Righht. I’m assuming you don’t mind being peppered with questions, as you keep responding.
So far it is okay.
What is the understanding of natural laws as regards their application - I mean this seems analogous to some extent also, in that living organisms don’t choose to obey these laws as such, in the same way that we consciously do (or don’t).
I would not consider anyone being able to breaking any laws of nature, not even we. What you refer to are
agents which are able to run multiple simulation of alternative futures, based on the laws of nature, and pick the outcome which benefits its intention the most (btw this is what AlphaZero is doing in the Monte Carlo Tree Search). In these simulations an agent also need to take a probabilistic account of other active agents possible actions. Making things even more complicated.
This video partly
exemplifies what I talk about:
TED talk on the
same issue with some very nice demonstrations:
Obviously these simulations require some kind of deterministic world to even work otherwise the simulated outcomes, i.e. the predictions, cannot be assigned realistic probabilities and therefore are worthless to judge between. I.e. free will require reality to be predictable to some degree, i.e. the world needs to be coherent and understandable.
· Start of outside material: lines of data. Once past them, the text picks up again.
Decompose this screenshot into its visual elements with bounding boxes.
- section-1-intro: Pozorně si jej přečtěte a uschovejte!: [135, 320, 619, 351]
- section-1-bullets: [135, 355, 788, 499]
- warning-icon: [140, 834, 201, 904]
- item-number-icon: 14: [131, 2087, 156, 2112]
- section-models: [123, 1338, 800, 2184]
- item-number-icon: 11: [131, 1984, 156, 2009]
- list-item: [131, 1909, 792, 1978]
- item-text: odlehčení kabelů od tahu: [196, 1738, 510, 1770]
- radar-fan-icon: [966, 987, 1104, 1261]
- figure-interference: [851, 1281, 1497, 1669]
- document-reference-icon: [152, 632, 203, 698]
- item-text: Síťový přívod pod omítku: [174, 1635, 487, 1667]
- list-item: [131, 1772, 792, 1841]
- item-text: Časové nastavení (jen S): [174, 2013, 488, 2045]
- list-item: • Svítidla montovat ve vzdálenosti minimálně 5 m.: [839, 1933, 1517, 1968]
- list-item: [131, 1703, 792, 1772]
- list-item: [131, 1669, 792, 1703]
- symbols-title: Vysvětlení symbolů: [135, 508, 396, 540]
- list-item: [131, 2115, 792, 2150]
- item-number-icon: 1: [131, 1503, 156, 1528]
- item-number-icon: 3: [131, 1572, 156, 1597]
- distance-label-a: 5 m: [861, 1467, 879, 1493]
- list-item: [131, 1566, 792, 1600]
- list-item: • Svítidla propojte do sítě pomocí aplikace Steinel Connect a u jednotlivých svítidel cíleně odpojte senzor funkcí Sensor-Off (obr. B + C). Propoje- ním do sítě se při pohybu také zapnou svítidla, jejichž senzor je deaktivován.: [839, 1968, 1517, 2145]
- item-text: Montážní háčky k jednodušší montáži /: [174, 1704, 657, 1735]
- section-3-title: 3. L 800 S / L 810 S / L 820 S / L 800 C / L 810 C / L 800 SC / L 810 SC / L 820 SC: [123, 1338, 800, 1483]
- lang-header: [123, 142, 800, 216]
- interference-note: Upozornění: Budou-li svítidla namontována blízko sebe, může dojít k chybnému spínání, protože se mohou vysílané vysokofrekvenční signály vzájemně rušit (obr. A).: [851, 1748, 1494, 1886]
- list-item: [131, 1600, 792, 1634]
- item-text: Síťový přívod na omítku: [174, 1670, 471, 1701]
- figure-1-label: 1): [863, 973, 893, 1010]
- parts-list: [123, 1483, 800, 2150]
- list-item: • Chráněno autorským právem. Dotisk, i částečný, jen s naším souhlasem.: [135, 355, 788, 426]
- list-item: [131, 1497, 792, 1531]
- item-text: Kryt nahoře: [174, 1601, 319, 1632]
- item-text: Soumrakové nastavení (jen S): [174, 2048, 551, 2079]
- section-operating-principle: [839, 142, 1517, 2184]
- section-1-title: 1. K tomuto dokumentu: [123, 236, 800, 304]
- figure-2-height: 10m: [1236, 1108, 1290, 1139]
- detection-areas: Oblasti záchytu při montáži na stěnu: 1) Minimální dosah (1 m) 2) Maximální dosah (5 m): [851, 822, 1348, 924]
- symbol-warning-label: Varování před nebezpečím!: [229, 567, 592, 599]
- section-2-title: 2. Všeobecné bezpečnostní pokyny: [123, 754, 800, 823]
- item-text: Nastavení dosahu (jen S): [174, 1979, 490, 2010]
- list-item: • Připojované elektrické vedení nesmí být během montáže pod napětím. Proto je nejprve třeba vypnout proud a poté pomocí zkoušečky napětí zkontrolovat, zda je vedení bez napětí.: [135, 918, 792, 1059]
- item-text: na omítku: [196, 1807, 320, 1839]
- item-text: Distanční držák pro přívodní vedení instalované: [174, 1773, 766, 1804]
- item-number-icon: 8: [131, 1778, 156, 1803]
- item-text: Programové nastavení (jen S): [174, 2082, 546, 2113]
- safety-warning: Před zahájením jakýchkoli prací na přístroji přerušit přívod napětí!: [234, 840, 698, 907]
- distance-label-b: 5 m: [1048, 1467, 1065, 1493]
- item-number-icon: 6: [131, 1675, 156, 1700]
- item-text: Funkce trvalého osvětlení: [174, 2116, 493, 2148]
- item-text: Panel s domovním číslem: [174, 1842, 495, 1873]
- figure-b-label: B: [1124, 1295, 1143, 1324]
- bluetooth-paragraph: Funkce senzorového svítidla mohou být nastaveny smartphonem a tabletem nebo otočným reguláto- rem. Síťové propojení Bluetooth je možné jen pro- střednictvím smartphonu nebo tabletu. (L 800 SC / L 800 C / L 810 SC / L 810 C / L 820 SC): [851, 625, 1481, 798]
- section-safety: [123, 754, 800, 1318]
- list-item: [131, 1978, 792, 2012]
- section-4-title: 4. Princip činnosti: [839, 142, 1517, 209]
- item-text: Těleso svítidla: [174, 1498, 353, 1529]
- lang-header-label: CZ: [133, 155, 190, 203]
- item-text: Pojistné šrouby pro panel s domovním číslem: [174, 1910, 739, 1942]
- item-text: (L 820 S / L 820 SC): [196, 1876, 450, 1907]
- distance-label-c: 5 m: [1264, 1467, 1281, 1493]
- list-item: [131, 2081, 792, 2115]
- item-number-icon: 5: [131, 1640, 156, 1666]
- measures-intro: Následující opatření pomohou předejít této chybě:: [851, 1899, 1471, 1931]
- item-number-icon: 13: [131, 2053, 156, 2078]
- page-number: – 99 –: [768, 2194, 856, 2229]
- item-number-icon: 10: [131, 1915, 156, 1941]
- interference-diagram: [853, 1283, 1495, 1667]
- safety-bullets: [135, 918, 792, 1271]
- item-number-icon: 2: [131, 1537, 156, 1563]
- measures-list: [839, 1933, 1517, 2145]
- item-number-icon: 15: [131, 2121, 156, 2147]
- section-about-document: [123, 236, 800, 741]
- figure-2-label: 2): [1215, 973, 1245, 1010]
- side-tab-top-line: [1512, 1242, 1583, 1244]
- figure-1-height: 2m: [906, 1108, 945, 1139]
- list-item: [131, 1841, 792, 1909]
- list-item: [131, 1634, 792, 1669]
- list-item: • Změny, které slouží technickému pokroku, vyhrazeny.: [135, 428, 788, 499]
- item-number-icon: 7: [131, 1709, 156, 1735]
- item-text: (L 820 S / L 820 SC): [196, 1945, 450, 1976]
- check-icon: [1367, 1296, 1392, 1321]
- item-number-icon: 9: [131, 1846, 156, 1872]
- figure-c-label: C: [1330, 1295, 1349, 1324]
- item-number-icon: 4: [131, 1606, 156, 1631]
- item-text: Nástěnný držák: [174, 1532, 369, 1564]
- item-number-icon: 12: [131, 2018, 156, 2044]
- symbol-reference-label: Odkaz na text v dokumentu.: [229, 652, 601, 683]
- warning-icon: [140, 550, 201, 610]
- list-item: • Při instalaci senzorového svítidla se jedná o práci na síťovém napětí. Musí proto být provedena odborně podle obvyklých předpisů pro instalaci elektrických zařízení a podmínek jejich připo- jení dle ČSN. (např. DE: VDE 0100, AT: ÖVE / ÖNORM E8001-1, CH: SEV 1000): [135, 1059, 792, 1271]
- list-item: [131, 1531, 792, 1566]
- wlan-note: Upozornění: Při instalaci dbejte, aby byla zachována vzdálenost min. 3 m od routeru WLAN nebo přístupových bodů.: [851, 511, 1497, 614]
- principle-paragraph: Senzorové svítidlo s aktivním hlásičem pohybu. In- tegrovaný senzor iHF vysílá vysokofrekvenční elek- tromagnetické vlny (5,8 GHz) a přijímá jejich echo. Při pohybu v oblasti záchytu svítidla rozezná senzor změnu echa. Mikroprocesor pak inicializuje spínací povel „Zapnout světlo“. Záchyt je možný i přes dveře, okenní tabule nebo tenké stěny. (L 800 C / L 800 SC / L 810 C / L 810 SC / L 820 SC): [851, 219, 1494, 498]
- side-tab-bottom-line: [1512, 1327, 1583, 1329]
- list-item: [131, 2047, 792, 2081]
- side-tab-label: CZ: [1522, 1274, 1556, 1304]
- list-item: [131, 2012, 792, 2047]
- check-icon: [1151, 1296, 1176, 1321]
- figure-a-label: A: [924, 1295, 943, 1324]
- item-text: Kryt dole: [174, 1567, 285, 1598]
Is it that these laws are boundaries, or frameworks, or driving forces that herd organisms along a particular path, or an interaction of different forces that lead to particular results through a process that the laws allow, and any aberrations cease to be if they don’t fall within the limits of these laws, or something like that?
It seem to me that you conflate different concepts right now. I can try to nest them out, but right now I am a little bit tired and cannot think properly so I have probably not even understood your question correctly. With that disclaimer in mind, it looks like you on one hand are talking about evolution as a design process, the answer is then the gradient in the fitness landscape, and on another hand you area talking about the purpose, or intention of evolution, the answer is then the location of the hills in the fitness landscape.
Now these concepts are related since you cannot have a hill without a gradient. However, the reason for the existence of hills (e.g. predators exists, you need wings to fly) is not in general the same as the reason for why someone is moving up a hill (e.g. escaping a predator or catching a pray).
Also notice the fitness landscape is multi dimensional, in where each dimension represent a factor. For practical purposes research tries to limit the dimension to a handful, important, factors. You may call these factors "driving forces" but in reality we probably, I would guess, talk about thousands of factor, if not millions which all contribute with different weights at different times. The driving force is, to my best understanding, the combination of these factors.
But some times a driving force can be a random events which open up new niches for other to exploit, e.g. the
K-T extinction or simple geographical displacements or just random walk or most of the time it seems that not much evolution take place at all. Biologist argue quite a lot about what drives evolution and I am not the one to tell. However the basic mechanism for evolution always remains the same: a change of allele frequency in a population.